The Union’s exceptions are dismissed in part and denied in part.
 As discussed further below, the Union also filed a supplemental submission in response to the Agency’s opposition.
 Article 12, Section 2 of the parties’ agreement provides, in pertinent part:
(A) Employees detailed to a higher grade position for a period of more than ten (10) consecutive work days must be temporarily promoted. The employee will be paid for the temporary promotion beginning the first day of the detail . . . .
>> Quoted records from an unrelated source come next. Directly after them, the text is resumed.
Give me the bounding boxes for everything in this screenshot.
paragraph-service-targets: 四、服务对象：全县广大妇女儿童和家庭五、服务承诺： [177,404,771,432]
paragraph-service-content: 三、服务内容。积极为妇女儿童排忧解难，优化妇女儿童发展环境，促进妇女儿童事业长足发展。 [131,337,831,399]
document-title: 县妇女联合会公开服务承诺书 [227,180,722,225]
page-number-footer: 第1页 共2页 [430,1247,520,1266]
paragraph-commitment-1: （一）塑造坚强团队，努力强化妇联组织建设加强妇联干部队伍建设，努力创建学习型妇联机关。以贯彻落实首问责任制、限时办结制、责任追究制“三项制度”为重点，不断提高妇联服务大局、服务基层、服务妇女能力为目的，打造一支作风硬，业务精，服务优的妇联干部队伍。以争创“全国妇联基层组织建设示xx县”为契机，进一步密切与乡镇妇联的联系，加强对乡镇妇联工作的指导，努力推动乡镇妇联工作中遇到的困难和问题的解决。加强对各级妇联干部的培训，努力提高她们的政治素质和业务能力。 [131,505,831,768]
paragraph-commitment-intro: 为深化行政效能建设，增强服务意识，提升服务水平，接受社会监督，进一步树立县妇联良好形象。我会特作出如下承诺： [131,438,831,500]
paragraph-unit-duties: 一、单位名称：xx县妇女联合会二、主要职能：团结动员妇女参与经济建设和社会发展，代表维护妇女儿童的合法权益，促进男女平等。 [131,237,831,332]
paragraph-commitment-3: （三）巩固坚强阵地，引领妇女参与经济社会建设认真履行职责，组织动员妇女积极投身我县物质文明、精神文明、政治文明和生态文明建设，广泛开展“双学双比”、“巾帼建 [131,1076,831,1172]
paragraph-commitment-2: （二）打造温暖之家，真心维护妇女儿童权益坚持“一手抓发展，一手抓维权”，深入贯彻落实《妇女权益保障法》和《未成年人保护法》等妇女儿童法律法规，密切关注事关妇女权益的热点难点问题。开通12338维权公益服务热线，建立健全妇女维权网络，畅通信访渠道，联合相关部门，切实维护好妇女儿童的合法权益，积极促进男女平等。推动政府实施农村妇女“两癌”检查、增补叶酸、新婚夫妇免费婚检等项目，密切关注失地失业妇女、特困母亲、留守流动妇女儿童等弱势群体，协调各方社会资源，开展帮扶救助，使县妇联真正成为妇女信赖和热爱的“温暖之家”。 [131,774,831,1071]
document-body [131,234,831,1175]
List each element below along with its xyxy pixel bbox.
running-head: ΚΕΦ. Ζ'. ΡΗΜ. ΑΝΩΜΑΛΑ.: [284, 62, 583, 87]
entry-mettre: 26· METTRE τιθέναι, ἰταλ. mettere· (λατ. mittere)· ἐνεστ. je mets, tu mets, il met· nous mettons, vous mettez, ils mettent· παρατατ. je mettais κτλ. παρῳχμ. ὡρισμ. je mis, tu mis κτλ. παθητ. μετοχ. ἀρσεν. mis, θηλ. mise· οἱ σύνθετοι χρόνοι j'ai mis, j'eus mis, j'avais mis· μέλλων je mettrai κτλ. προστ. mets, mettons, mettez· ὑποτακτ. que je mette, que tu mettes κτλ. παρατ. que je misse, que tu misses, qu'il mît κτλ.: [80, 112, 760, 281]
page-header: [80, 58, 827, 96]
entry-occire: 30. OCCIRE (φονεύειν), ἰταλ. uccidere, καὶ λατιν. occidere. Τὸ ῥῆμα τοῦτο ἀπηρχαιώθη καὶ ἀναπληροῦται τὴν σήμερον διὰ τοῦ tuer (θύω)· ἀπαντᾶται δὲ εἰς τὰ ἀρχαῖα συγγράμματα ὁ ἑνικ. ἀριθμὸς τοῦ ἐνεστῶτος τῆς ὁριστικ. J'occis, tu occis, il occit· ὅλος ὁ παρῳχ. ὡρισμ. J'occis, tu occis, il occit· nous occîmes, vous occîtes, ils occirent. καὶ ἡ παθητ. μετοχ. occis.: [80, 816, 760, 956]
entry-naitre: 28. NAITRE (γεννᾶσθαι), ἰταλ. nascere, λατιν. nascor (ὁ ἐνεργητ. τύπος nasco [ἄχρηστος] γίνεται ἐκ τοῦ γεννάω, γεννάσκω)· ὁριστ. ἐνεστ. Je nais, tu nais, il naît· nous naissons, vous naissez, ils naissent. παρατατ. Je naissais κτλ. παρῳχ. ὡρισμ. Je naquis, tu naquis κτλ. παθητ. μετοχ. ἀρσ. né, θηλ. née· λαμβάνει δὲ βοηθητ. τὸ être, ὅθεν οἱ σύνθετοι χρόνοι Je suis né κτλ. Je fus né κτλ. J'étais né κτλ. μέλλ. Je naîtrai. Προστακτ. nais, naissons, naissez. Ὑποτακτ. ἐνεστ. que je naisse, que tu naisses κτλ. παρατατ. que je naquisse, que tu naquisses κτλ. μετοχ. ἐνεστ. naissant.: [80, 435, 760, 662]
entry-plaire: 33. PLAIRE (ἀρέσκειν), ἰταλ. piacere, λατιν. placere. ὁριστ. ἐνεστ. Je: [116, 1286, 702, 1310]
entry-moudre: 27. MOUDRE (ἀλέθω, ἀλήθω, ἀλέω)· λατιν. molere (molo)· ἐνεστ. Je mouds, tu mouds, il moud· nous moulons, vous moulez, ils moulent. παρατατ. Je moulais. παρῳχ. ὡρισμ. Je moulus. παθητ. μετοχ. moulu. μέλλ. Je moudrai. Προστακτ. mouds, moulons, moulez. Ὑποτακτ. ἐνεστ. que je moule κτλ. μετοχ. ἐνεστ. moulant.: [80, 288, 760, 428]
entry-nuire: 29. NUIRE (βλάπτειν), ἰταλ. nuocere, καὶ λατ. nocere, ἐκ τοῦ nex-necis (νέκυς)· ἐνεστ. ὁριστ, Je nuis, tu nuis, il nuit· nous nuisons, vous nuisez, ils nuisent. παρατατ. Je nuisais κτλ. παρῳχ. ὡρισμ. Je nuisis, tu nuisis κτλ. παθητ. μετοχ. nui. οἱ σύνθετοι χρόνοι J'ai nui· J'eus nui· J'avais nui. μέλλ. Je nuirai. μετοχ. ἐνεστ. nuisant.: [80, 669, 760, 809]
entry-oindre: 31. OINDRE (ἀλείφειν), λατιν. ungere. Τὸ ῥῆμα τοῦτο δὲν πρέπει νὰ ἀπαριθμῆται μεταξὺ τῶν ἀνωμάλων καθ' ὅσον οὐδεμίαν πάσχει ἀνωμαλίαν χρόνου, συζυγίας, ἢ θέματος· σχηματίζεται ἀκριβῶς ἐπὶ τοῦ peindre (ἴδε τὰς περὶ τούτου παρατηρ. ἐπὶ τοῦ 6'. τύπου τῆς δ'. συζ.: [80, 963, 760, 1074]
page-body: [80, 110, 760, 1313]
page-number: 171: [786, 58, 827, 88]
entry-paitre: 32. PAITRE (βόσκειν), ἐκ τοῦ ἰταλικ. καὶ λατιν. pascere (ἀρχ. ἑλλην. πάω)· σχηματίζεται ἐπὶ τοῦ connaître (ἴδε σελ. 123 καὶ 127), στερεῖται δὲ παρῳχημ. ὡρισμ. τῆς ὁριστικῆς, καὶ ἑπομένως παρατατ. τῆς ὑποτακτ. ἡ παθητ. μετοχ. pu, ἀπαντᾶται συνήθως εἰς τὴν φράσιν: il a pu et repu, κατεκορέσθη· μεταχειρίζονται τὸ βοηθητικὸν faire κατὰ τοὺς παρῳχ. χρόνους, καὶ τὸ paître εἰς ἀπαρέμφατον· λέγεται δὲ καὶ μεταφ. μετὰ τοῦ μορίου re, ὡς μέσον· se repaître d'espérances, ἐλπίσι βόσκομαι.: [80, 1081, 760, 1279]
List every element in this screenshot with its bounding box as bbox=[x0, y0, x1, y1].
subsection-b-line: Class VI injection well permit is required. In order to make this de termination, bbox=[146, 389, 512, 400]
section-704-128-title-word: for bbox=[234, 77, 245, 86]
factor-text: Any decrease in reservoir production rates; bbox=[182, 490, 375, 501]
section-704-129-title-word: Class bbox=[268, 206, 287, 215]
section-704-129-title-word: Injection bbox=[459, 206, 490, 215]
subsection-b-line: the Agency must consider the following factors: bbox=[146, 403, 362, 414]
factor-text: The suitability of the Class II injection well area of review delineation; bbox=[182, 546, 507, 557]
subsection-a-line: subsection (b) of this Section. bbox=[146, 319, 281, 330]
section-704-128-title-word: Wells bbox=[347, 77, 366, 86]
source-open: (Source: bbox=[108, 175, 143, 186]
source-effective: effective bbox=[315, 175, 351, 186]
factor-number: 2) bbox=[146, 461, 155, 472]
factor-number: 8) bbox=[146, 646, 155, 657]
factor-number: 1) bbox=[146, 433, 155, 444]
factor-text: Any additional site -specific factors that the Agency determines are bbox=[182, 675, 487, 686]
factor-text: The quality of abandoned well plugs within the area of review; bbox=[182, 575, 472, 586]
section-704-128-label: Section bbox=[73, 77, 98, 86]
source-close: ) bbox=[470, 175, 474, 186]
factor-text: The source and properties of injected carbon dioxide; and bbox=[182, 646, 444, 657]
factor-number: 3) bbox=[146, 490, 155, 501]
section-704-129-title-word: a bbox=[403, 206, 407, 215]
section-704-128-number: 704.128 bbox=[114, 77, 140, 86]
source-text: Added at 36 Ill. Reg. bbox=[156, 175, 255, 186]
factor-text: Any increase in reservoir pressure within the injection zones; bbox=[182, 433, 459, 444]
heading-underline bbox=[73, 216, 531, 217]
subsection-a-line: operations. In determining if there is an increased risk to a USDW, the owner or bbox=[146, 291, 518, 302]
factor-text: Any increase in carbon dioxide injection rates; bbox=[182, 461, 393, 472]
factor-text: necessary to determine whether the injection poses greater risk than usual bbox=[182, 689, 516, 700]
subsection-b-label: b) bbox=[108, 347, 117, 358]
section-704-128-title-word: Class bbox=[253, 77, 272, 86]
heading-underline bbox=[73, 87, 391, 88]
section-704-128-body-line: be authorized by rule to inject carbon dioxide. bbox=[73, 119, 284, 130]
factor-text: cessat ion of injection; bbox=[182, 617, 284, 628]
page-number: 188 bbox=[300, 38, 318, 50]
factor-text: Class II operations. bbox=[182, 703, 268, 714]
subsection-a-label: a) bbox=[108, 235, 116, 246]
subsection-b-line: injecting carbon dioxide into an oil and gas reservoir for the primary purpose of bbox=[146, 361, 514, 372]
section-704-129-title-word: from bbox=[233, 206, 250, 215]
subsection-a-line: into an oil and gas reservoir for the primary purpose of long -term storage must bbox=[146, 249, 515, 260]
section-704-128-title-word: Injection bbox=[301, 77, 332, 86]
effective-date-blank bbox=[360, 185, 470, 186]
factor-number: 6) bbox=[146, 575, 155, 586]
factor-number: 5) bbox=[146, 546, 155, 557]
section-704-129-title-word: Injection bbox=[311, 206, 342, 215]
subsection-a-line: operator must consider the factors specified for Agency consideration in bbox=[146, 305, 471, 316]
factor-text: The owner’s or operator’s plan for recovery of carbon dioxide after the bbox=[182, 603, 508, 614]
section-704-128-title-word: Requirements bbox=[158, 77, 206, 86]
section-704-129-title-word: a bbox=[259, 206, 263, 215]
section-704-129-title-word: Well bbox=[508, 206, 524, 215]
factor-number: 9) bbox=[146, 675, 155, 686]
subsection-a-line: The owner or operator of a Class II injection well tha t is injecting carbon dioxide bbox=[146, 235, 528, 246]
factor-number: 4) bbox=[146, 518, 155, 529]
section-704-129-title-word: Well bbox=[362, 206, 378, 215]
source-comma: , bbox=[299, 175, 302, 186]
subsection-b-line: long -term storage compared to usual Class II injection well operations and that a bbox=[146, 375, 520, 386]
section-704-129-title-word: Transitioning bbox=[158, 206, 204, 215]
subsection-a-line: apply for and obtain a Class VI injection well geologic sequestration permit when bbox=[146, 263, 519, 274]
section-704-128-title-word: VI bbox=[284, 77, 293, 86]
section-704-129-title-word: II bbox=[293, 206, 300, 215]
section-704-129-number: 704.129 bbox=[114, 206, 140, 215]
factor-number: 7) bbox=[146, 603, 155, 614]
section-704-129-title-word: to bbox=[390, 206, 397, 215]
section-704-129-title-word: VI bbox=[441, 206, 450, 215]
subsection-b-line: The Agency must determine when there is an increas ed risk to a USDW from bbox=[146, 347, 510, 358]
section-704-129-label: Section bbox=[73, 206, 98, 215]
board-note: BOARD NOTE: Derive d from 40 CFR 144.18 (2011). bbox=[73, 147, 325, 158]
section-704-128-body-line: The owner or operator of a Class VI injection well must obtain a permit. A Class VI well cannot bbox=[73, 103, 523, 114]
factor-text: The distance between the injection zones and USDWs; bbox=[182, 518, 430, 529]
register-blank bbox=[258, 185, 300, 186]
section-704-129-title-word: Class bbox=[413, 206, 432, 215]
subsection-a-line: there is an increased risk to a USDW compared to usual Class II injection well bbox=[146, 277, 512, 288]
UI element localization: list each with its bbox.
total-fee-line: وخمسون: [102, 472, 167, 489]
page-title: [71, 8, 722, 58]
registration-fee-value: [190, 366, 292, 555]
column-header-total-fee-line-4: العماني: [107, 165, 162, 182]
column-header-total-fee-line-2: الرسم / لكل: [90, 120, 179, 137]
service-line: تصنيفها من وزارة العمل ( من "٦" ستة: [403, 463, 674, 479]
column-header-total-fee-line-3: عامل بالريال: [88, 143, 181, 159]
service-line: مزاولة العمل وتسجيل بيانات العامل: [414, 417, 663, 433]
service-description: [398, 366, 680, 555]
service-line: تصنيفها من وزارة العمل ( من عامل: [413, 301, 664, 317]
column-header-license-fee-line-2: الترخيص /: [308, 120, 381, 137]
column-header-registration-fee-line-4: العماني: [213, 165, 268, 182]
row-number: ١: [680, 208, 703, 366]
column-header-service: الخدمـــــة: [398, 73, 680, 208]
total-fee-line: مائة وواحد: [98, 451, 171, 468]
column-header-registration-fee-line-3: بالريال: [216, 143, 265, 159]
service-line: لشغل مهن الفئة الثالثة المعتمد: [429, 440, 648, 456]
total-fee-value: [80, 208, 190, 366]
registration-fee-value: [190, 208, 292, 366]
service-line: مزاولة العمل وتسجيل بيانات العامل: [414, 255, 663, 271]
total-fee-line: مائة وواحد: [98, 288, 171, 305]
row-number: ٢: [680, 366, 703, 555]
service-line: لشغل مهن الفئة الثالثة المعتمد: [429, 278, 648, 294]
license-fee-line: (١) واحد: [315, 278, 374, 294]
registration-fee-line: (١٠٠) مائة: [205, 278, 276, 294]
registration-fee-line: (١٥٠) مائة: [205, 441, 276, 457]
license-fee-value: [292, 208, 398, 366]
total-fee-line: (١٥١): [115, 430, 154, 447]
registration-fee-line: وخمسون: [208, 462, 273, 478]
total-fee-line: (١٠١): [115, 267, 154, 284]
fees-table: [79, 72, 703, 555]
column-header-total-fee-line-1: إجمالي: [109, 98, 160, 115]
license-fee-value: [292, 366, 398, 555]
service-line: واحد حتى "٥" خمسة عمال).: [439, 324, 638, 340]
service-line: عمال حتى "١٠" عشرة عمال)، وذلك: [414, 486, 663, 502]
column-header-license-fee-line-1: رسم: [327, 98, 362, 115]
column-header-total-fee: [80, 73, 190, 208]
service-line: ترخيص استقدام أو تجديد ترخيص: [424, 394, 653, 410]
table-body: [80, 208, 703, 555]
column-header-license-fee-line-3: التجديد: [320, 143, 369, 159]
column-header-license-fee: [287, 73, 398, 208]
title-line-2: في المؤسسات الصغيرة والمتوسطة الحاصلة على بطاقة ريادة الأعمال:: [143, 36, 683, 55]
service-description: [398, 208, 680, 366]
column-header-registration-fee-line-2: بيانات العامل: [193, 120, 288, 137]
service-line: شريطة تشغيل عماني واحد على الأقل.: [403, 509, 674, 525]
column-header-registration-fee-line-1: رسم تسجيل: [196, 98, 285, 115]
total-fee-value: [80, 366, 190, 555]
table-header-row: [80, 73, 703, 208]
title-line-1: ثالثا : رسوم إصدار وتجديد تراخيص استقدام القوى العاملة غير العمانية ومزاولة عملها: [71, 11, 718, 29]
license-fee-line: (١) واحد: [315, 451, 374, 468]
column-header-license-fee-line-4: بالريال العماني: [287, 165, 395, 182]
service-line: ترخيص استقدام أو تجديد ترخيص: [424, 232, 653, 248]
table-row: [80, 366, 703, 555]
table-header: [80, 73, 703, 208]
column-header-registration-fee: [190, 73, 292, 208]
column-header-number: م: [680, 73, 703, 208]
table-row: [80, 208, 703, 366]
(B) Temporary promotions in excess of sixty (60) calendar days shall be filled through competitive procedures. Temporary promotions of less than sixty (60) days shall be made in accordance with Section 1 among qualified employees.
Award at 4.
 Section 7114(a)(2)(A) of the Statute states, in pertinent part:
(2) An exclusive representative of an appropriate unit in an agency shall be given the opportunity to be represented at - -
(A) any formal discussion between one or more representatives of the agency and one or more employees in the unit or their representatives concerning any grievance or any personnel policy or practices or other general condition of employment[.]
5 U.S.C. § 7114(a)(2)(A).
The Union does not cite to specific sections of Articles 1 and 46 in its exceptions. However, with regard to Article 1, it refers to wording contained in Article 1, Section 3(B), which is set forth supra. We construe the Union’s exceptions as relying on that section.
 Article 12, Section 1(C)(6) provides, in relevant part: “The Department will notify the Union of all details.” Exceptions, Attach., Master Agreement at 32.